- Photographiée à Auschwitz-I, le 3 février 1943,
selon les trois vues anthropométriques de la police allemande.
Musée d’État d’Auschwitz-Birkenau, Oświęcim, Pologne.
Collection Mémoire Vive. Droits réservés.
De la Pologne natale à Paris
Sophie Czeposka ou Sievzpowska naît le 4 juillet 1887 à Lublin, dans une famille de la bourgeoisie polonaise. La jeune fille vient à Paris en 1909 pour faire son Droit : si elle était restée en Pologne, elle aurait dû faire ses études dans une université russe, la Pologne étant alors partagée entre l’Autriche-Hongrie, l’Allemagne et la Russie tsariste.
En France, Sophie obtient sa licence et épouse en 1916 son compatriote François Brabander, né le 4 novembre 1887 à Grokhoff, étudiant en médecine qui a quitté son pays pour la même raison.
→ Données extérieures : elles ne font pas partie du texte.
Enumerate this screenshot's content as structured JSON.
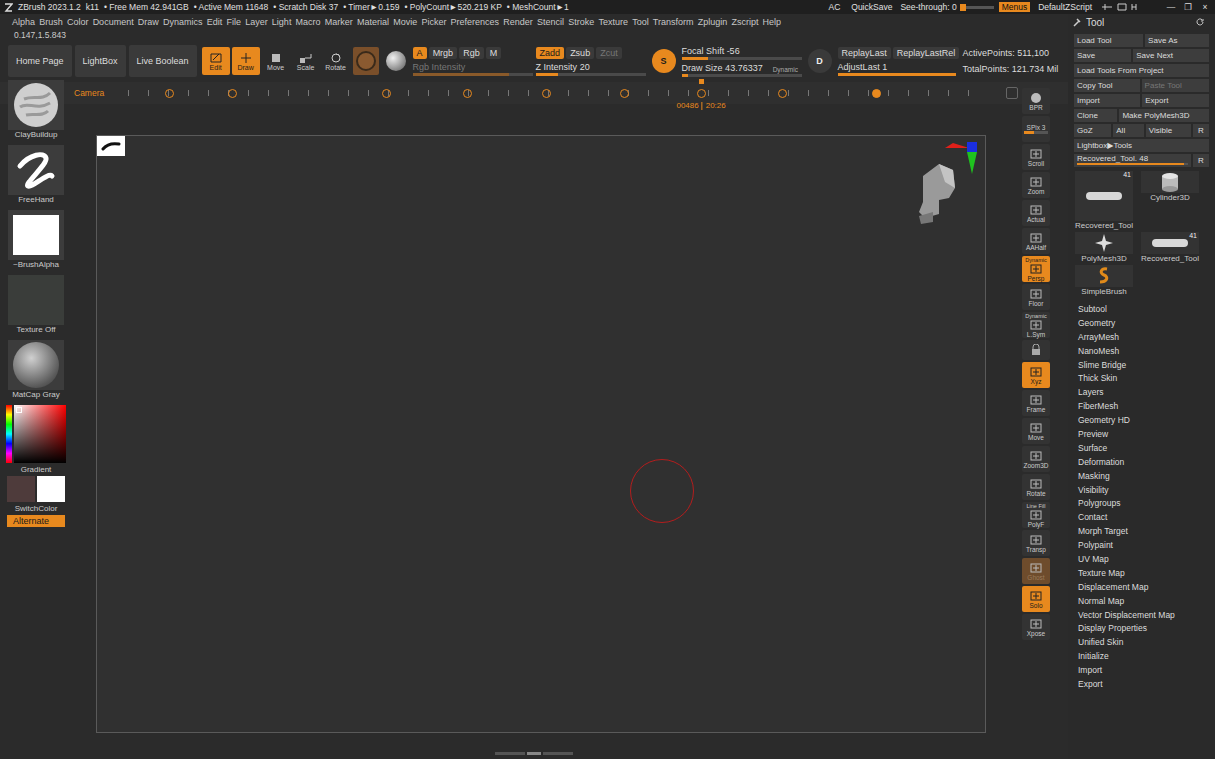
{
  "window": {
    "app": "ZBrush 2023.1.2",
    "status": [
      "k11",
      "• Free Mem 42.941GB",
      "• Active Mem 11648",
      "• Scratch Disk 37",
      "• Timer►0.159",
      "• PolyCount►520.219 KP",
      "• MeshCount►1"
    ],
    "right": [
      {
        "label": "AC",
        "selected": false
      },
      {
        "label": "QuickSave",
        "selected": false
      }
    ],
    "see_through": {
      "label": "See-through",
      "value": "0",
      "level": 0
    },
    "menus": {
      "label": "Menus",
      "selected": true
    },
    "script": "DefaultZScript",
    "controls": [
      "—",
      "❐",
      "×"
    ]
  },
  "menubar": [
    "Alpha",
    "Brush",
    "Color",
    "Document",
    "Draw",
    "Dynamics",
    "Edit",
    "File",
    "Layer",
    "Light",
    "Macro",
    "Marker",
    "Material",
    "Movie",
    "Picker",
    "Preferences",
    "Render",
    "Stencil",
    "Stroke",
    "Texture",
    "Tool",
    "Transform",
    "Zplugin",
    "Zscript",
    "Help"
  ],
  "coords": "0.147,1.5.843",
  "shelf": {
    "nav": [
      "Home Page",
      "LightBox",
      "Live Boolean"
    ],
    "modes": [
      {
        "label": "Edit",
        "selected": true
      },
      {
        "label": "Draw",
        "selected": true
      },
      {
        "label": "Move",
        "selected": false
      },
      {
        "label": "Scale",
        "selected": false
      },
      {
        "label": "Rotate",
        "selected": false
      }
    ],
    "rgb": [
      {
        "label": "A",
        "selected": true
      },
      {
        "label": "Mrgb",
        "selected": false
      },
      {
        "label": "Rgb",
        "selected": false
      },
      {
        "label": "M",
        "selected": false
      }
    ],
    "rgb_intensity": {
      "label": "Rgb Intensity",
      "level": 0.8,
      "disabled": true
    },
    "zmodes": [
      {
        "label": "Zadd",
        "selected": true,
        "disabled": false
      },
      {
        "label": "Zsub",
        "selected": false,
        "disabled": false
      },
      {
        "label": "Zcut",
        "selected": false,
        "disabled": true
      }
    ],
    "z_intensity": {
      "label": "Z Intensity 20",
      "level": 0.2
    },
    "s_button": "S",
    "focal_shift": {
      "label": "Focal Shift -56",
      "level": 0.22
    },
    "draw_size": {
      "label": "Draw Size 43.76337",
      "level": 0.05
    },
    "dynamic": "Dynamic",
    "d_button": "D",
    "replay": [
      "ReplayLast",
      "ReplayLastRel"
    ],
    "adjust_last": {
      "label": "AdjustLast 1",
      "level": 1
    },
    "active_points": "ActivePoints: 511,100",
    "total_points": "TotalPoints: 121.734 Mil"
  },
  "timeline": {
    "label": "Camera",
    "frame": "00486",
    "clock": "20:26",
    "cursor": 0.671,
    "keys": [
      {
        "pos": 0.048,
        "selected": false
      },
      {
        "pos": 0.121,
        "selected": false
      },
      {
        "pos": 0.302,
        "selected": false
      },
      {
        "pos": 0.397,
        "selected": false
      },
      {
        "pos": 0.489,
        "selected": false
      },
      {
        "pos": 0.581,
        "selected": false
      },
      {
        "pos": 0.671,
        "selected": false
      },
      {
        "pos": 0.766,
        "selected": false
      },
      {
        "pos": 0.876,
        "selected": true
      }
    ]
  },
  "tray": {
    "items": [
      {
        "label": "ClayBuildup",
        "kind": "brush"
      },
      {
        "label": "FreeHand",
        "kind": "stroke"
      },
      {
        "label": "~BrushAlpha",
        "kind": "alpha"
      },
      {
        "label": "Texture Off",
        "kind": "texture"
      },
      {
        "label": "MatCap Gray",
        "kind": "material"
      }
    ],
    "gradient": "Gradient",
    "switch_color": "SwitchColor",
    "alternate": {
      "label": "Alternate",
      "selected": true
    },
    "main_color": "#4e3b3b",
    "secondary_color": "#ffffff"
  },
  "rshelf": [
    {
      "label": "BPR",
      "sub": "",
      "selected": false,
      "dimmed": false
    },
    {
      "label": "SPix 3",
      "sub": "",
      "selected": false,
      "dimmed": false,
      "kind": "slider"
    },
    {
      "label": "Scroll",
      "sub": "",
      "selected": false,
      "dimmed": false
    },
    {
      "label": "Zoom",
      "sub": "",
      "selected": false,
      "dimmed": false
    },
    {
      "label": "Actual",
      "sub": "",
      "selected": false,
      "dimmed": false
    },
    {
      "label": "AAHalf",
      "sub": "",
      "selected": false,
      "dimmed": false
    },
    {
      "label": "Persp",
      "sub": "Dynamic",
      "selected": true,
      "dimmed": false
    },
    {
      "label": "Floor",
      "sub": "",
      "selected": false,
      "dimmed": false
    },
    {
      "label": "L.Sym",
      "sub": "Dynamic",
      "selected": false,
      "dimmed": false
    },
    {
      "label": "",
      "sub": "",
      "selected": false,
      "dimmed": false
    },
    {
      "label": "Xyz",
      "sub": "",
      "selected": true,
      "dimmed": false
    },
    {
      "label": "Frame",
      "sub": "",
      "selected": false,
      "dimmed": false
    },
    {
      "label": "Move",
      "sub": "",
      "selected": false,
      "dimmed": false
    },
    {
      "label": "Zoom3D",
      "sub": "",
      "selected": false,
      "dimmed": false
    },
    {
      "label": "Rotate",
      "sub": "",
      "selected": false,
      "dimmed": false
    },
    {
      "label": "PolyF",
      "sub": "Line Fill",
      "selected": false,
      "dimmed": false
    },
    {
      "label": "Transp",
      "sub": "",
      "selected": false,
      "dimmed": false
    },
    {
      "label": "Ghost",
      "sub": "",
      "selected": false,
      "dimmed": true
    },
    {
      "label": "Solo",
      "sub": "",
      "selected": true,
      "dimmed": false
    },
    {
      "label": "Xpose",
      "sub": "",
      "selected": false,
      "dimmed": false
    }
  ],
  "tool": {
    "title": "Tool",
    "rows": [
      [
        {
          "label": "Load Tool",
          "disabled": false
        },
        {
          "label": "Save As",
          "disabled": false
        }
      ],
      [
        {
          "label": "Save",
          "disabled": false
        },
        {
          "label": "Save Next",
          "disabled": false
        }
      ],
      [
        {
          "label": "Load Tools From Project",
          "disabled": false
        }
      ],
      [
        {
          "label": "Copy Tool",
          "disabled": false
        },
        {
          "label": "Paste Tool",
          "disabled": true
        }
      ],
      [
        {
          "label": "Import",
          "disabled": false
        },
        {
          "label": "Export",
          "disabled": false
        }
      ],
      [
        {
          "label": "Clone",
          "disabled": false
        },
        {
          "label": "Make PolyMesh3D",
          "disabled": false
        }
      ],
      [
        {
          "label": "GoZ",
          "disabled": false
        },
        {
          "label": "All",
          "disabled": false
        },
        {
          "label": "Visible",
          "disabled": false
        },
        {
          "label": "R",
          "disabled": false
        }
      ],
      [
        {
          "label": "Lightbox▶Tools",
          "disabled": false
        }
      ]
    ],
    "slider": {
      "label": "Recovered_Tool. 48",
      "level": 0.96,
      "button": "R"
    },
    "thumbs": [
      {
        "label": "Recovered_Tool",
        "count": "41",
        "kind": "large"
      },
      {
        "label": "Cylinder3D",
        "count": "",
        "kind": "cylinder"
      },
      {
        "label": "PolyMesh3D",
        "count": "",
        "kind": "star"
      },
      {
        "label": "Recovered_Tool",
        "count": "41",
        "kind": "small"
      },
      {
        "label": "SimpleBrush",
        "count": "",
        "kind": "brush"
      }
    ],
    "sections": [
      "Subtool",
      "Geometry",
      "ArrayMesh",
      "NanoMesh",
      "Slime Bridge",
      "Thick Skin",
      "Layers",
      "FiberMesh",
      "Geometry HD",
      "Preview",
      "Surface",
      "Deformation",
      "Masking",
      "Visibility",
      "Polygroups",
      "Contact",
      "Morph Target",
      "Polypaint",
      "UV Map",
      "Texture Map",
      "Displacement Map",
      "Normal Map",
      "Vector Displacement Map",
      "Display Properties",
      "Unified Skin",
      "Initialize",
      "Import",
      "Export"
    ]
  }
}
En 1914, François Brabander s’engage dans l’armée française pour la durée de la guerre.
Après l’armistice de novembre 1918, il se rengage pour la campagne militaire qui doit libérer la Pologne (armée Weygand).
Démobilisé, il termine ses études. Les Brabander obtiennent la nationalité française en 1920.
François et Sophie Brabander ont deux enfants : Hélène, née le 25 mai 1923 à Paris 13e, et Romuald, né le 5 mars 1926 à Paris 15e.
Le docteur Brabander possède un cabinet à Paris ; il en ouvre un autre à Lens (Pas-de-Calais) où il soigne les mineurs polonais.
Resté en contact avec les milieux de l’émigration polonaise en France – celle de 1926 et celle de 1939 -, il est président des Sokół, association sportive et patriotique des Polonais de France, de Belgique et de Hollande, organisée sur le modèle des Sokols tchèques.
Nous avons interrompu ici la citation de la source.